Milestone An exhibition of paintings in Kozhikode pays tribute to Kumaran Asan’s ‘Veenapoovu,’ which is celebrating its centenary.

Photo: S. Ramesh Kurup

Lyrical colours: Francis Kodenkandath has made a series of paintings based on the 41 stanzas of ‘Veenapoovu.’

A hundred years have passed since C.S. Subrahmanian Potti, poet and translator, wrote thus of a poem by a dear friend of his: “One will never get tired of reading this poem over and over and it will never lose its freshness.”

His words proved to be prophetic. Kumaran Asan’s ‘Veenapoovu’ continues to fascinate the Malayali reader even today, a century after it was first published in ‘Mithavadi.’

The poem, which runs into 41 stanzas of four lines each, also continues to inspire artists like Francis Kodenkandath who has made a series of paintings based on it. The exhibition of the 41 paintings – on each of the 41 stanzas of ‘Veenapoovu’ – is on at Shrishti Art Gallery in Kozhikode.

Along with the paintings, each stanza of ‘Veenapoovu’ and its translation by K. Jayakumar are also displayed, making the exhibition a treat for the eyes and the mind.

When noted critic M.M. Basheer asked Francis to make these paintings, Basheer was planning to write a book to celebrate the centenary of ‘Veenapoovu.’ He had decided to use the translation by Kainikkara M. Kumara Pillai. Says Basheer: “When I spoke about this to Jayakumar, he requested me if he could attempt a translation of his own. I thought it was a good idea, as it would give a fresh outlook to the poem.”

Jayakumar says: “Asan is one poet I have always gone back to several times. I was so impressed by his poetry that I had written a book on some of the female characters in his works while I was a student. At that time I thought ‘Veenapoovu’ was too heavy a work for me; later on, of course, I could appreciate and understand its depth.”

Francis too had read the poem in his student days. “But it was Dr. Basheer and M.G.S. Narayanan who explained the meanings of each stanza,” he says. All the paintings are in watercolour.

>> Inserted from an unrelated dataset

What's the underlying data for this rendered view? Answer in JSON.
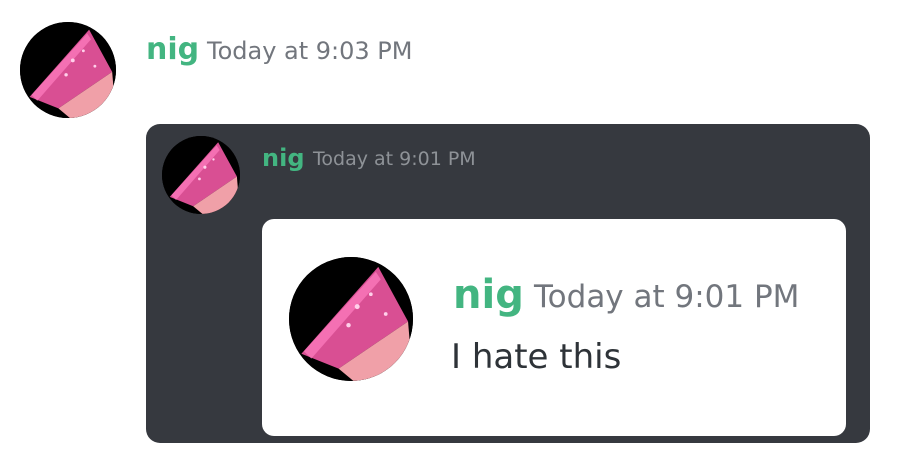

“It is the first time I have used watercolour for so many paintings, and it wasn’t easy as the margin of error was minimal. I chose watercolours because I wanted to make these paintings primarily for a child,” says Francis.

A challenge

Since ‘Veenapoovu’ has only two characters (the flower and the beetle), it was, understandably, a challenge for the artist to come up with so many paintings. Any other work by Asan – who has written many poems that are more narrative in nature – would have been less demanding on an artist, perhaps.

Francis has tried to capture the flower’s love for the beetle and the latter’s betrayal with his simple, unpretentious strokes. Not surprisingly, green and yellow are the colours predominantly used; there is a clever usage of violet too. The light shades indeed suit the poem, and the few paintings that sport too much of dark shades are not as easy on the eye as the others.